Umiem uprawiać grządki, więc pozwól, że zaraz wezmę się za to.
Posieję rzodkiewkę i szpinak, zajmę się też sałatą.
A czy wiesz Panie, że najlepsza jest rzodkiewka ta czerwona cała,
a sałata krucha i lodowa, nie masłowa, a główka raczej mała.
Mała jest delikatniejsza, przyrządzę ją z oliwkami i sosem vinegret.
Podobno chcieć to móc, no to chyba mi się uda, bo ja właśnie chcę.
Chcę też posiać marchewkę. Bardzo starą odmianę o nazwie karotka,
jest lepsza jak inne, czerwona, pachnąca i słodka.
A czy pozwolisz mi, bym wokół Twej ogrodowej altany
posadziła pnącza - kolorowe klematisy,
a na każdym rogu w dużych kępach, holenderskie irysy?
O! Właśnie weszłam do sadu, pod łukiem złotej bramy.

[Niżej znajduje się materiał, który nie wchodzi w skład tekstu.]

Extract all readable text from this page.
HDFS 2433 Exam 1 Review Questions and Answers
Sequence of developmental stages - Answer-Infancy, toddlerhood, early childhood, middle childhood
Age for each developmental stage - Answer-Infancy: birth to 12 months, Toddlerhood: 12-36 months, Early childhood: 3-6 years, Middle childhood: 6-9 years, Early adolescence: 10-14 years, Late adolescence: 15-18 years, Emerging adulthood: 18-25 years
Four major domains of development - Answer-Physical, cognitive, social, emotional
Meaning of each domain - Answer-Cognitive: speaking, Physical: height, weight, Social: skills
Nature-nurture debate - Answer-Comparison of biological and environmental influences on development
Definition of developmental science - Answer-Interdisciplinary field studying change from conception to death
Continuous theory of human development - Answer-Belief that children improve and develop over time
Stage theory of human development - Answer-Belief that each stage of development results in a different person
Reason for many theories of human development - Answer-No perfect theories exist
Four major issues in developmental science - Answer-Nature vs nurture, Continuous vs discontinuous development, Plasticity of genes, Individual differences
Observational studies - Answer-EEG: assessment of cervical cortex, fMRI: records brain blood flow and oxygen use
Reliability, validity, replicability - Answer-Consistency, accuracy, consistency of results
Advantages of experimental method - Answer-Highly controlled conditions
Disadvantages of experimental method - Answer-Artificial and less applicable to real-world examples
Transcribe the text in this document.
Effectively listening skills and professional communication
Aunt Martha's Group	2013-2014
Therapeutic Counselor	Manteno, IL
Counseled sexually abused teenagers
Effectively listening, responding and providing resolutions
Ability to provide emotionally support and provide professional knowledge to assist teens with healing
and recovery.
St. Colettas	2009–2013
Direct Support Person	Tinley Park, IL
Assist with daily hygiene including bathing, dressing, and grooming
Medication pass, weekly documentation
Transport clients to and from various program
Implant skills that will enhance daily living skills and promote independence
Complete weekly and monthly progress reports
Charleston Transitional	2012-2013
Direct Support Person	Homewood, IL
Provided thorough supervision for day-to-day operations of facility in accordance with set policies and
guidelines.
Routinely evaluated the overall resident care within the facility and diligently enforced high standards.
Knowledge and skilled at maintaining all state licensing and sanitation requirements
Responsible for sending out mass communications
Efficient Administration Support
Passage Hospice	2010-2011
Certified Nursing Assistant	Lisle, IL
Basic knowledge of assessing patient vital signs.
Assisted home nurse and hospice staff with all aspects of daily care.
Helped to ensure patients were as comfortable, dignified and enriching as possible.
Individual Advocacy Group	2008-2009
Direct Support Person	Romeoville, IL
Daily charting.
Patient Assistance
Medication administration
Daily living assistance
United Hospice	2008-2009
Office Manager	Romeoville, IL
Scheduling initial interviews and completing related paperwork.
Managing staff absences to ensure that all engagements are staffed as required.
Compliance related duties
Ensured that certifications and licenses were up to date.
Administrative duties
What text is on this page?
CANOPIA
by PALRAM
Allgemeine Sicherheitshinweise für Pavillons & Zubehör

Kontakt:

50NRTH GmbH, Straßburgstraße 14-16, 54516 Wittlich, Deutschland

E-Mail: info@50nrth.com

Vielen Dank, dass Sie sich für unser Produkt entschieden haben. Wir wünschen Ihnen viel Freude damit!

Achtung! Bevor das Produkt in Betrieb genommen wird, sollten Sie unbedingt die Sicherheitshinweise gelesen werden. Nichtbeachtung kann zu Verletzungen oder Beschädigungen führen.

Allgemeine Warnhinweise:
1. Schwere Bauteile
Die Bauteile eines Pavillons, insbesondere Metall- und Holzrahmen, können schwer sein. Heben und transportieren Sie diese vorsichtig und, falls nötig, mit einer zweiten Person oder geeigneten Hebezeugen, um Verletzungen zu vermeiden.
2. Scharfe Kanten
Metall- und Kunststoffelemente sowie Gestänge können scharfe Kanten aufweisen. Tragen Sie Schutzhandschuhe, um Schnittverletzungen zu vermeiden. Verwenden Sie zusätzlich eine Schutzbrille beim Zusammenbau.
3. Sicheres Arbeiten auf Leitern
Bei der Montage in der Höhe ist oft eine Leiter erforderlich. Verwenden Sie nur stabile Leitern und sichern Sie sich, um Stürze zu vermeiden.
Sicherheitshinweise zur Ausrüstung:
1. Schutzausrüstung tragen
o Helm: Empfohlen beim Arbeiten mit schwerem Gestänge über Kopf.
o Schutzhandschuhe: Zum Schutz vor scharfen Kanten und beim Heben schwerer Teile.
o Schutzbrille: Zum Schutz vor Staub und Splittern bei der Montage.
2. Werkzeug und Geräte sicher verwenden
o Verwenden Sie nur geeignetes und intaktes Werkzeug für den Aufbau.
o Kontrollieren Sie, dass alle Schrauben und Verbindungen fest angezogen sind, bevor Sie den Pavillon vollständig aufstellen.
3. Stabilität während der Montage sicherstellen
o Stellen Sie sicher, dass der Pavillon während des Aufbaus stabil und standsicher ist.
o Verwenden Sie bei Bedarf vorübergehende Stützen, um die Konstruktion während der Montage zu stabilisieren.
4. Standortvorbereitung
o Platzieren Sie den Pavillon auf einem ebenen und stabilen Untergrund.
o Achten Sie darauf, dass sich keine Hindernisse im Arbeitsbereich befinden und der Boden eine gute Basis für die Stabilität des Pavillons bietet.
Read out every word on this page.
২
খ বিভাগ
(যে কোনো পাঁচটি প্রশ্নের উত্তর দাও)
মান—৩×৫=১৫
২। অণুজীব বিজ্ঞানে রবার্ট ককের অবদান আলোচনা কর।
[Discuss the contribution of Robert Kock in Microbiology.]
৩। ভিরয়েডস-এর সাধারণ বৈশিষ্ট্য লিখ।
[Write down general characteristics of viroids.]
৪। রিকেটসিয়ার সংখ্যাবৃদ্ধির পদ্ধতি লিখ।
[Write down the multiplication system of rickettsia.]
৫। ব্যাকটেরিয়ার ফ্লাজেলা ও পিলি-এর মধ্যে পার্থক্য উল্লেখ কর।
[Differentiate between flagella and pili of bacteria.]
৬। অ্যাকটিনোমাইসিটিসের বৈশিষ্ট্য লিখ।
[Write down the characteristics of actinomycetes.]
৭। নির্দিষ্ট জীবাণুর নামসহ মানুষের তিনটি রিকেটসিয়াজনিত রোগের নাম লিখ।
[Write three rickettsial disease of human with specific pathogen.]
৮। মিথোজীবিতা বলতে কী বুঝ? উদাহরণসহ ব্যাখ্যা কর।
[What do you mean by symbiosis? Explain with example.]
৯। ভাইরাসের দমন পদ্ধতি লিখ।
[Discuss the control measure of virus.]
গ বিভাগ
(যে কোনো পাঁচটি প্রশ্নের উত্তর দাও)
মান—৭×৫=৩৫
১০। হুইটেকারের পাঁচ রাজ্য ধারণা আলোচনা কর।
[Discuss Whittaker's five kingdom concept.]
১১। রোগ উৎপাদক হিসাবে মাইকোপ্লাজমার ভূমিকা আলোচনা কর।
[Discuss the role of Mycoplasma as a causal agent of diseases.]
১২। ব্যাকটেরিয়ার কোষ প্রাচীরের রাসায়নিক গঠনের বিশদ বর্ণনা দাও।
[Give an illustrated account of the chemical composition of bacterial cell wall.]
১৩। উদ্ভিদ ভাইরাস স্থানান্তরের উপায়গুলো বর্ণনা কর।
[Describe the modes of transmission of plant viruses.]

W nim jabłonie rzędem równo posadzone...
Czy można zbierać z nich owoce, czy jest to zabronione?
Lepiej sprawdzę i zajrzę w gęstych drzew korony,
bo może czeka tam na mnie wąż - szatan chytrze przyczajony.
Nie - to nie owoc grzechu, to Antonówka - rodowita polska odmiana,
nadaje się już do zbioru, przyjdę po nią jutro, jak najwcześniej z rana.
A przepyszna będzie z tych jabłek szarlotka!
Jaką lubisz Panie, z cynamonem, czy bez, mniej czy bardziej ma być słodka?
Upiekę szarlotkę, obsieję grządki, bo chyba to robić umiem,
lecz jeśli coś zepsuję, to daruj mi Panie jeszcze następne dwieście lat w wieczności...
Zmienię zawód i się przekwalifikuję.